It was only after this had occurred that a series of events in the 1930’s led Robeson to an understanding of his true identity as a black man with an enlightened social conscience. Once this state of mind took hold and he was no longer willing to bend to the exigencies of established capitalistic white society, disappointment and tragedy ensued.

Paul Robeson: The Years of Promise and Achievement is the first part of a two-volume, comprehensive biography of this pivotal figure in American history. The authors, Sheila Tully Boyle (a writer who specializes in American studies) and Andrew Bunie (a professor of history at Boston College), have produced a book that is in many places as gracefully written as it is well researched and thoughtful. Like novelists, they set the scene with well-drawn character portraits placed in the context of their historical moment, all in the service of an unfolding tale revolving around the life of one extraordinary individual. The reader wants to know what happens next and comes away from these early chapters with a personal sense of how black people struggled to find recognition and good lives in a world that was not receptive to their hopes.

The middle part, however, dealing with Robeson’s acting and concert career in the 1920’s, when Robeson crisscrossed the country and expanded his horizons to England and France, bogs down. The authors give us far too much detail about programs and reviews. Once the authors have reported that his programs were normally 40 minutes long, because of the limitations of his vocal techniques, and have listed the numbers he always sang, they have done their duty.

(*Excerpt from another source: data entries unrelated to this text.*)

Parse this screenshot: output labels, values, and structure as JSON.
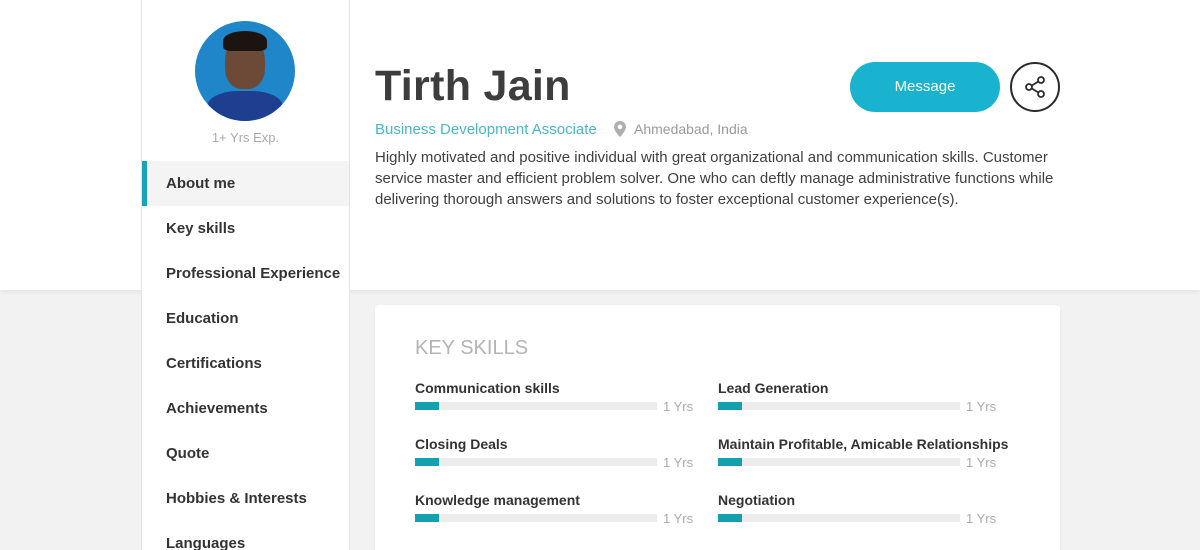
{
  "profile": {
    "name": "Tirth Jain",
    "role": "Business Development Associate",
    "location": "Ahmedabad, India",
    "experience": "1+ Yrs Exp.",
    "bio": "Highly motivated and positive individual with great organizational and communication skills. Customer service master and efficient problem solver. One who can deftly manage administrative functions while delivering thorough answers and solutions to foster exceptional customer experience(s)."
  },
  "actions": {
    "message_label": "Message",
    "share_icon": "share-icon"
  },
  "sidebar": {
    "items": [
      {
        "label": "About me",
        "active": true
      },
      {
        "label": "Key skills"
      },
      {
        "label": "Professional Experience"
      },
      {
        "label": "Education"
      },
      {
        "label": "Certifications"
      },
      {
        "label": "Achievements"
      },
      {
        "label": "Quote"
      },
      {
        "label": "Hobbies & Interests"
      },
      {
        "label": "Languages"
      }
    ]
  },
  "skills_section": {
    "title": "KEY SKILLS",
    "skills": [
      {
        "name": "Communication skills",
        "years": "1 Yrs",
        "level": 0.1
      },
      {
        "name": "Lead Generation",
        "years": "1 Yrs",
        "level": 0.1
      },
      {
        "name": "Closing Deals",
        "years": "1 Yrs",
        "level": 0.1
      },
      {
        "name": "Maintain Profitable, Amicable Relationships",
        "years": "1 Yrs",
        "level": 0.1
      },
      {
        "name": "Knowledge management",
        "years": "1 Yrs",
        "level": 0.1
      },
      {
        "name": "Negotiation",
        "years": "1 Yrs",
        "level": 0.1
      }
    ]
  },
  "colors": {
    "accent": "#1ab3cf",
    "skill_fill": "#15a0b0",
    "role_text": "#4ab6c8"
  }
}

But after recording over and over that Robeson performed "Water Boy," "Joshua Fit the Battle of Jericho" and "Don’t Scandalize My Name," in one city after another, the research begins to seem undigested, and both the writing and the life appear a bit aimless.

But the book picks up again in the 1930’s, when Robeson becomes interested in linguistics, African history, the plight of the downtrodden and the victims of fascism. It was the time he spent in the Soviet Union that changed him most, for it was here, he believed, that he encountered for the first time a society without a trace of racism. When he saw what such a society could be, his previous cravings for material, professional and social success lost their meaning. He wanted only to be a man for and of the people. Both his greatest human fulfillments and his tragic downfall came from what he found in this period. There is nothing worse than to discover a new god, be reviled for it and finally not be able to admit the god has betrayed you. All these things awaited him in the second part of his life.

This book is the result of over 20 years of careful scholarship, considered synthesis and fine writing. It enlightened me on the life of a truly important figure of the last century, and I very much look forward to Tully’s and Bunie’s second volume.